We can have the following derivation:




NP V DET NP Col. Mustard Killed the Butler

Following the work of the phrase structure rules, another portion of the syntax goes to work, which can move elements around. In this instance, we apply the passive transformation, which takes a sentence, demotes the subject, and promotes the object to subject position, yielding the passive sentence The Datsun was stolen by Bobby.

Now, in order for a theory of this type to be interesting, transformations must be highly constrained. It should not be possible to move anything one likes, because then we would predict all sorts of sentences to be grammatical that in fact are not.

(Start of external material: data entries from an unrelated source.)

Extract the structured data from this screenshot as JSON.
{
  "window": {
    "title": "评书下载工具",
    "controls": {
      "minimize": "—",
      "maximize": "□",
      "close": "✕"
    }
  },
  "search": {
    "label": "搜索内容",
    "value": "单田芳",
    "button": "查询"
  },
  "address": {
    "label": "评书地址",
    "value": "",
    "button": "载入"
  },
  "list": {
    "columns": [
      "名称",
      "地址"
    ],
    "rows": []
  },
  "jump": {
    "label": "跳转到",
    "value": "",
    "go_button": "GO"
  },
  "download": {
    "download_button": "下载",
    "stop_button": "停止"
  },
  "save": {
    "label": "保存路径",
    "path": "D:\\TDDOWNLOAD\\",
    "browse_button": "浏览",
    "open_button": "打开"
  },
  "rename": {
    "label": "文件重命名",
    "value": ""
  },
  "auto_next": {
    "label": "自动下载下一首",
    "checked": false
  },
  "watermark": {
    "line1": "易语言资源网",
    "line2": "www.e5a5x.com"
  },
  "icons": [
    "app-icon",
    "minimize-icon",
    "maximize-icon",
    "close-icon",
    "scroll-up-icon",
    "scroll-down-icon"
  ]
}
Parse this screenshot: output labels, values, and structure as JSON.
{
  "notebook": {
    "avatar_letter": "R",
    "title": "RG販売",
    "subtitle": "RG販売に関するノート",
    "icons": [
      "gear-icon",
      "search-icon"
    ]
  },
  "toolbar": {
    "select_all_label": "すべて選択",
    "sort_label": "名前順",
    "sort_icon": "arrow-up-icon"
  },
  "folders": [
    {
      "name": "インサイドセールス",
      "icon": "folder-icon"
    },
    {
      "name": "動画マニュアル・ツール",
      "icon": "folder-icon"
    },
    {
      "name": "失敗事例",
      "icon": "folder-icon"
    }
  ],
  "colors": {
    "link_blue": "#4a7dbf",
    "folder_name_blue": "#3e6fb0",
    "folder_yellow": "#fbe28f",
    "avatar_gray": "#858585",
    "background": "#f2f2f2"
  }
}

Syntactic theory for the past several decades has been working on figuring exactly what sort of transformations should be possible, as well as determining which phenomena should be explained by means of transformation and which are better explained through use of phrase structure rules.

For example, in recent years it has come to be accepted that all transformations can be formulated in terms of single constituents moving around within the tree, not in terms of, say, phrases swapping places or being added randomly.

Another restriction that has been proposed is that constituents only move if they have to in order to satisfy some grammatical principle. One such principle, at least in English, seems to be that all sentences must have a subject. This is demonstrated by the following examples:

a) It seems that all my friends are sick.

b) *Seems that all my friends are sick.

c) My friends seem to all __ be sick.

Setence a) has two clauses (mini-sentences), the main clause It seems , and the subordinate clause containing that and everything after it. The subject of the subordinate clause is my friends, they are the ones who are sick.

The subject of the main clause is the word it , which actually has no meaning. It does not refer to anything in the world, not even an abstract idea. Apparently, it just shows up here because the sentence needs a subject. If we leave out it , as in sentence b), the sentence is ungrammatical (we mark ungrammatical sentences with an asterisk).

But there is a different way to say essentially the same thing here. We can put the subject of the subordinate clause, my friends, in the subject position of the main clause. This actually constitutes very good evidence that it in sentence a) has no meaning, because we've left it off here without really affecting the meaning of the sentence.

Now, can my friends have started out as the subject of the main clause? Probably not, because as far as the meaning goes, it's still the subject of the subordinate clause. They are still the ones who are sick. So we have another situation where an element shows up in one place when we expect it to be in another. This is therefore standardly analyzed as another instance of a movement transformation.

Note that here we actually have some extra evidence that my friends started out in the subordinate clause and moved up to the main clause: the position of the word all. This word modifies my friends in sentence c) just as it does in sentence a), yet it is separated from it. It thus looks like this sentence started out looking something like sentence b), but then my friends moved up to the main clause, leaving its modifier behind.

Now we have a very attractive possibility for explaining why this movement should have taken place. If it did not, we would get b), which is ungramatical because the main clause has no subject. The movement is thus forced by the lack of a main clause subject.

In sentence a), on the other hand, movement is unnecessary (and impossible), because the subject requirement in the main clause has been satisfied by the meaningless element it.

The full analysis of sentences like this involves a number of further complications, and in all fairness I should note that recent versions of Chomsky's syntactic theory look rather different from what we've seen here in the details, but the basic ideas are still the same.